Since my Ch. 2 lecture notes are fairly comprehensive, particularly with regard to expression (2.3) on p. 19 of the text, and expression (2.7) on p. 34 of the text, I'm not going to add a lot about those topics here. (My lecture notes also give some additional details pertaining to Bayes classifiers.)

During my Ch. 2 lectures, I didn't discuss Figure 2.7 on p. 25, so please look over it on your own. Basically be can see that methods that yield highly interpretable models tend to be those having low flexibility, while the highly flexible methods tend to produce models that are harder to interpret. Some methods, like GAMs and trees, are somewhat "middle-of-the-road" with respect to both flexibility and interpretability. It should be kept in mind that any of the methods can sometimes be the best one for particular applications. (Note: I believe that by Least Squares they mean fitting just a basic 1st-order model, using all available predictor variables (and so no "bells and whistles" such as variable transformations, higher-order terms, interaction terms, and variable selection techniques). Lasso is deemed to be more interpretable than Least Squares because it eliminates weak predictors and only uses the most important predictors in the fitted model (as opposed to Least Squares using all of the predictors). The Subset Selection in the upper left corner is Least Squares enhanced by a variable selection method (which makes it more similar to Lasso). If we augment Least Squares by using higher-order terms and interactions, it would increase in flexibility, but decrease in interpretability.)

On the bottom half of p. 30 of the text, it isn't completely clear whether the Ave in expression (2.6) is intended to be an expected value, which would make the book's "test MSE" equal to what I'm calling the MSPE, or whether a data-based expression like I have on the bottom portion of p. 2-11 of the class notes is intended. (As a data-based expression, it's an estimate of the actual MSPE. But if the number of test points used to provide the estimate is very large, the estimate should be close to the actual MSPE.) However, on subsequent pages, I believe that when the book uses "test MSE" it is intended to be the actual MSPE.

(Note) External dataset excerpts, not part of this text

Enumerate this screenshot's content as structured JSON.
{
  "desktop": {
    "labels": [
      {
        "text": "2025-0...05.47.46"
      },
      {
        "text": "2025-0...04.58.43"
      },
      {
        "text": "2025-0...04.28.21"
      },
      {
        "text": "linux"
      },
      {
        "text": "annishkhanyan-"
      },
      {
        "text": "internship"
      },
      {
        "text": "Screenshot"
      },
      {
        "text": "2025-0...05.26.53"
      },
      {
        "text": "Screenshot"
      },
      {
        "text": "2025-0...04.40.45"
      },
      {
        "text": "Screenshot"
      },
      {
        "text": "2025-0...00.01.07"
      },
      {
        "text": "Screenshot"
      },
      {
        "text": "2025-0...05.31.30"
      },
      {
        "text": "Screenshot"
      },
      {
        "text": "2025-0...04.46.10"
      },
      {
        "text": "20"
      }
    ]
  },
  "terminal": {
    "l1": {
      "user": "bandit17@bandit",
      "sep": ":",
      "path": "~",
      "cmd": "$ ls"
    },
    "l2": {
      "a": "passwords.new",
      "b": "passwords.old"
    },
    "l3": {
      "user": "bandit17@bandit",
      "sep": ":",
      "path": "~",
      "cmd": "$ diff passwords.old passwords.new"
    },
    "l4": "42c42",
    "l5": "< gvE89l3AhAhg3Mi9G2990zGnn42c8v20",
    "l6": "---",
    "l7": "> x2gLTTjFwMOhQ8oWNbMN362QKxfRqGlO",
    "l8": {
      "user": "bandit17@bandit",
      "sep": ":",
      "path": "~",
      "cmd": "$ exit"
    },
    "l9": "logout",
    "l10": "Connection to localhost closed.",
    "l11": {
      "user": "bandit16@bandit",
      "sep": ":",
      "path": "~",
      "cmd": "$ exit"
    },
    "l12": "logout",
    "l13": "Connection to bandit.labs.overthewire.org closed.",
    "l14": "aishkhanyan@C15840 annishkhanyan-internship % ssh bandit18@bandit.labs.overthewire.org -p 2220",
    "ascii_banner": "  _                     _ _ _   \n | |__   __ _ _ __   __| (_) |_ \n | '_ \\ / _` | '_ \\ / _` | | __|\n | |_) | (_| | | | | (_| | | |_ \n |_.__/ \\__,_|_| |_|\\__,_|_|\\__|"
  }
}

The last major Ch. 2 topic covered by my Ch. 2 videos is K-Nearest Neighbors (KNN) classification. (My video on this topic is the first video in the Week 3 folder of the Blackboard site.) Here is a link to a 2012 link to a journal article I wrote about nearest-neighbor methods. (It's not a typical journal article about new research, although the comments concerning classification using multiple queries known to be from the same class are original ideas that arose from my work on a research project dealing with writer identification based on scanned handwritten documents. Rather, the article is more of a summary article about the topic which I was requested to write by the editors of the journal.) I'll discuss KNN classifiers more in class when we cover Ch. 4. (You don't have to read my article now: it's just some extra information I'm supplying, and not crucial at this time.)

It should be noted that for a two-class problem, K is usually taken to be an odd number to eliminate the possibility of a tie in the voting to determine a predicted class. So I find it odd that the example on pp. 40-41 of the text uses K = 10 and K = 100 (in addition to K = 1).

Although I'll spend relatively little time in class lecturing about R, I expect you to carefully go through each of the text's Lab sections. (Note: You can easily copy the R commands used in each Lab from the text's web site and paste them into R.) Here are some comments about the text's Lab in Sec. 2.3.
Finally, I'll inform you that the Ch. 2 videos from the HTOC mention a few topics (e.g., nearest-neighbors regression (as opposed to nearest-neighbors classification) and the "curse of dimensionality") that we'll cover in later chapters.